Paula Meehan: ‘As a child, anywhere language got interesting, I was mesmerised’
Poet and playwright Paula Meehan shares with us her cultural life.
For generations, Paula Meehan has been one of Ireland’s most distinctive poetic voices, a writer whose work moves effortlessly between the personal and the political, the intimate and the mythic.
Ahead of her special spoken-word performance at the 25th-anniversary edition of Other Voices: Home at the Guinness Storehouse on Tuesday, December 16, Meehan invites us into the cultural landscape that continues to inspire her craft and her way of seeing.
What drew you to the realm of poetry initially?
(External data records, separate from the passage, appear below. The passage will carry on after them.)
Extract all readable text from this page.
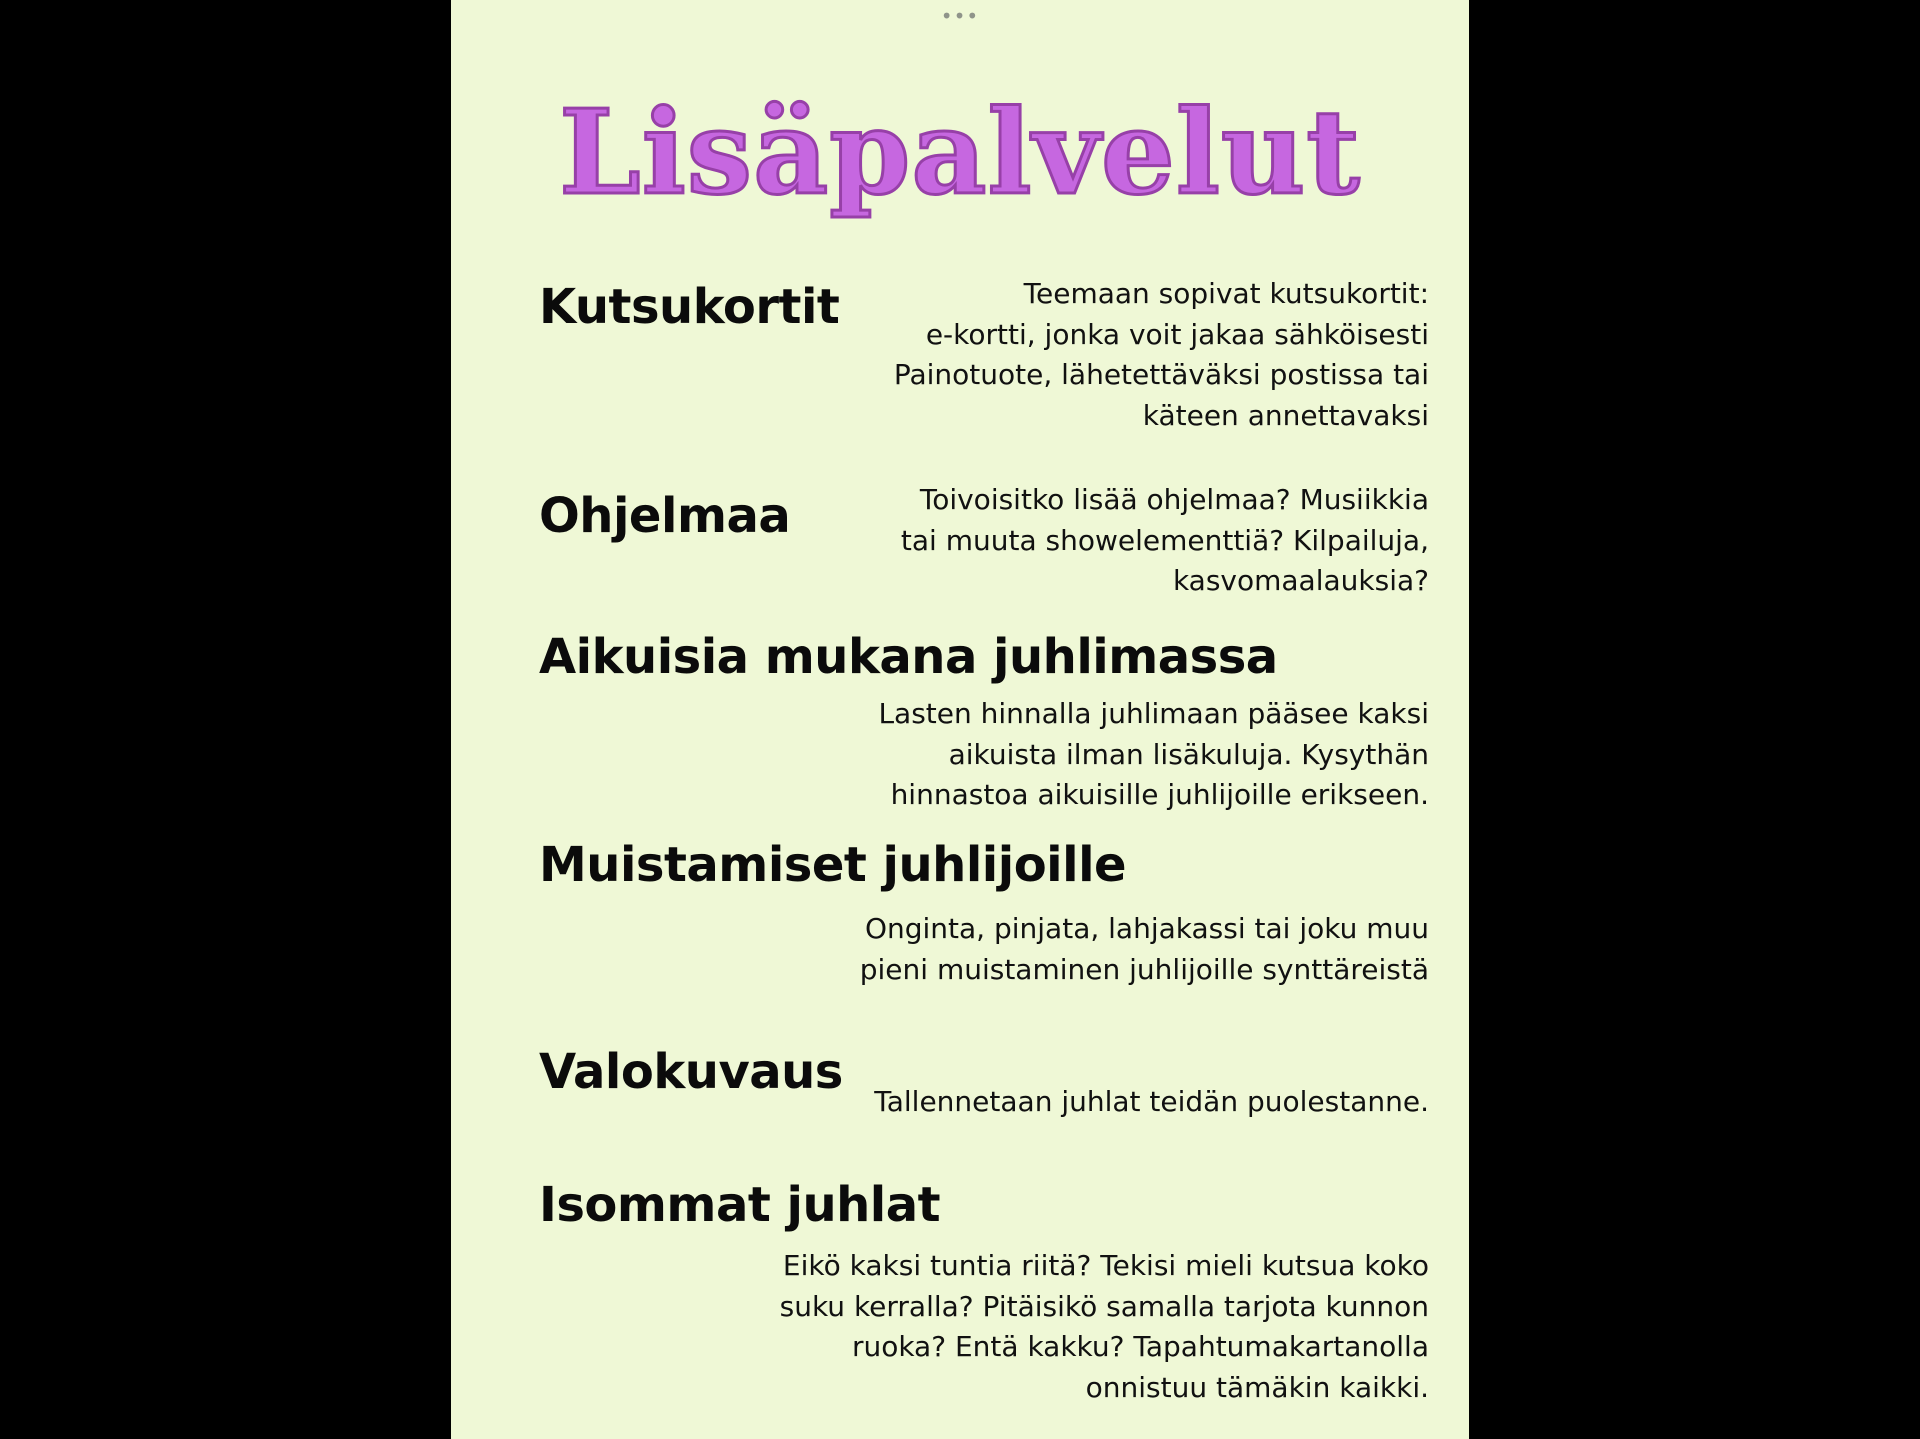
•••
Lisäpalvelut
Kutsukortit	Teemaan sopivat kutsukortit:
e-kortti, jonka voit jakaa sähköisesti
Painotuote, lähetettäväksi postissa tai
käteen annettavaksi
Ohjelmaa	Toivoisitko lisää ohjelmaa? Musiikkia
tai muuta showelementtiä? Kilpailuja,
kasvomaalauksia?
Aikuisia mukana juhlimassa
Lasten hinnalla juhlimaan pääsee kaksi
aikuista ilman lisäkuluja. Kysythän
hinnastoa aikuisille juhlijoille erikseen.
Muistamiset juhlijoille
Onginta, pinjata, lahjakassi tai joku muu
pieni muistaminen juhlijoille synttäreistä
Valokuvaus
Tallennetaan juhlat teidän puolestanne.
Isommat juhlat
Eikö kaksi tuntia riitä? Tekisi mieli kutsua koko
suku kerralla? Pitäisikö samalla tarjota kunnon
ruoka? Entä kakku? Tapahtumakartanolla
onnistuu tämäkin kaikki.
I was born into the realm of poetry. As a child, anywhere language got interesting, I was mesmerised — lullabies, street games, prayers, curses, songs.
Being a poet can seem like a solitary career, but you have worked with musicians, visual artists and dancers in your work. Is collaboration important to you in your poetry?
When the opportunity arises, and I’m into what the person or group, is doing.
Is there a certain theme or idea that you find yourself being drawn to again and again in your work?
Survival. The magic of the everyday, the ordinariness of magic.
Who is someone you look up to in Irish poetry?
My generation of poets. Collectively. Powerful links in an ancient chain.
What has been the highlight of your career so far?
Being a clue in a crossword and a bet in a Dublin bookie’s that I’ll come up in the Leaving Cert.
What is one thing you wish everyone knew about being a poet?
Every generation has its poets, it must have an evolutionary purpose or it would have died out like our tails.
What can we expect from your spoken word performance at Other Voices in the Guinness Storehouse?
The poem HOME.
As a former Ireland Professor of Poetry, how would you suggest someone who hasn’t previously connected with poetry find their footing in the area?
Connect to www.poetryireland.ie, the all-Ireland centre for poetry.
What would you say to a budding poet unsure of their next steps?
Trust your instinct, stick at it. Learn your trade. Be patient with yourself.
Paula Meehan’s life in culture

The book I keep coming back to… Gary Snyder’s Collected Poems.
I find inspiration in… This beautiful earth and all its creatures.
My favourite film is… The Korean film Poetry.
The song I listen to get in the zone is… Anything by Dylan.
The last piece of work I recommended is… Muireann Bradley, the amazing Donegal blueswoman.
I never leave the house without… My keys.
The piece of work I still think about is… WB Yeats’s The Cat and The Moon, as performed by the Children’s Tea Company, Dollymount Strand, sometime in the mid ‘70s.
The best advice I’ve ever gotten… From Seamus Heaney: “Poetry is not showbusiness”, from Eavan Boland: “Bring what troubles the poem into the poem”, and from Allen Ginsberg: “Remember Paula, it’s never too late to do nothing at all.”
The art that means the most to me is… Everything Theo Dorgan writes.
The most challenging thing about being a poet is… Finding the next poem, and the quiet in which to make it.
If I wasn’t a poet, I would be… A forester.
The magic of poetry to me is… Poetry, by its power in the breath, changes the mind, and the mind altering alters all.
Paula Meehan will deliver a special spoken-word performance, weaving in stories that echo the theme of ‘Home’, at the special 25th-anniversary edition of Other Voices: Home at the Guinness Storehouse 2025 on Tuesday, December 16.